While Schultz tried to coax the man into the water toward safety, the car continued to sink. The man seemed “deathly afraid” of the water and unwilling to get in. Soon Schultz knew he had to act.

He turned to the others in his crew, attached a tether, then turned back to the pond. That's when the man slipped under.

“There wasn't much struggle,” Schultz said. “He just went down like a bag of rocks.”

With no flailing arms and no bubbles from panicked breathing, Schultz said he initially swam - using a fast front crawl - too far into the pond. He overshot the man, but the firefighters on shore helped him estimate how far to turn back.

“I was very afraid of not finding him,” Schultz said.

The orange dry-suit Schultz wore, meant for surface water rescues, provided flotation. Schultz, a Coast Guard veteran who has served in Hawaii, Seattle, China, along the Atlantic coast and on every continent except Africa, said the specialized gear hurt the cause temporarily by making it tough for him to dive and search underwater.

But he reached down, lucked out and saw the man's hand - or half of it - and grabbed it. Schultz said he pulled the man toward him by his hand, then arm, then elbow, then shoulder, eventually bringing his head above water while the rest of the crew towed the two to shore.

All of this, captured on a bystander's video, happened within about a minute. The man was underwater about half that time, when he either swallowed or breathed in some pond water. Rescue breathing and airway stimulation helped him regain his breathing.

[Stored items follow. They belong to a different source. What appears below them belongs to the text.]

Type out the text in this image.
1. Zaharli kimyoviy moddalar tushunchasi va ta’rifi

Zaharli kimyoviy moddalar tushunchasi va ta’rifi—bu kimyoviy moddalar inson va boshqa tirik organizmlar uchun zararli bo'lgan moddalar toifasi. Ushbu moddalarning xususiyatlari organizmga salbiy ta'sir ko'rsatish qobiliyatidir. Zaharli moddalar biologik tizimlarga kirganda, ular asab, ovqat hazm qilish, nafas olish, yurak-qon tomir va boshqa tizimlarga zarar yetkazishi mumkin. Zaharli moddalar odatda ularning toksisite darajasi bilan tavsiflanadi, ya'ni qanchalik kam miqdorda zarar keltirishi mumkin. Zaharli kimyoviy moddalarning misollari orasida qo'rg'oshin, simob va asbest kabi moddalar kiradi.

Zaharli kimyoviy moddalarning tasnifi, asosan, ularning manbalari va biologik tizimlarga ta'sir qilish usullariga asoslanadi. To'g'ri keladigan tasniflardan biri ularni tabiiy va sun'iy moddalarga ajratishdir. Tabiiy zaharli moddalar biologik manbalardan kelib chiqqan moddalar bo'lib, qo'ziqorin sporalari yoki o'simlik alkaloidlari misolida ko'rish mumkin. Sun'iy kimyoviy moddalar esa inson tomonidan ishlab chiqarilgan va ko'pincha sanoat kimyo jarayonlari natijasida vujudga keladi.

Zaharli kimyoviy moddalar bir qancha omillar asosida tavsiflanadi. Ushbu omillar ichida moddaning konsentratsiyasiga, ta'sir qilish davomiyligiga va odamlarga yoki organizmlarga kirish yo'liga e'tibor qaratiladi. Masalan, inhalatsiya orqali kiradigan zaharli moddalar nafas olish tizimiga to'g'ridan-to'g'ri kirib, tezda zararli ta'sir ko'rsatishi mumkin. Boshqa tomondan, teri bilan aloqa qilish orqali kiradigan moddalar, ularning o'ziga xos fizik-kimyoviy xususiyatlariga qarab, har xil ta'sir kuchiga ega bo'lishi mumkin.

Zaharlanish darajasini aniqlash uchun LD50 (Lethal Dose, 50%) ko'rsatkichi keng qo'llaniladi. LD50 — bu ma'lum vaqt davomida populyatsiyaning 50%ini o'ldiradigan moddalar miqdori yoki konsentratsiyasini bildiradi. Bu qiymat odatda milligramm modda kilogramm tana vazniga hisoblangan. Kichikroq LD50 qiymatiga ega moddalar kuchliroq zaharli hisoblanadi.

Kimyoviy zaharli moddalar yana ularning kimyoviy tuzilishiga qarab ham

“He coughed up water and blood and yucky stuff from the pond,” Schultz said. “Within five minutes, he seemed pretty normal to me.”

But the fire department still took him to Edward Hospital in Naperville, authorities said. Without his name, the hospital could provide no update on his condition.

On the way there, Schultz said the man told firefighters he hit the wrong pedal, which caused him to drive into the pond. Police responded along with the fire department but saw no wrongdoing and did not investigate the reason the car went into the pond.

The save was the first water rescue in Schultz's 12-year career with the Naperville Fire Department, although he said he did come to the aid of people in distress while serving in the Coast Guard.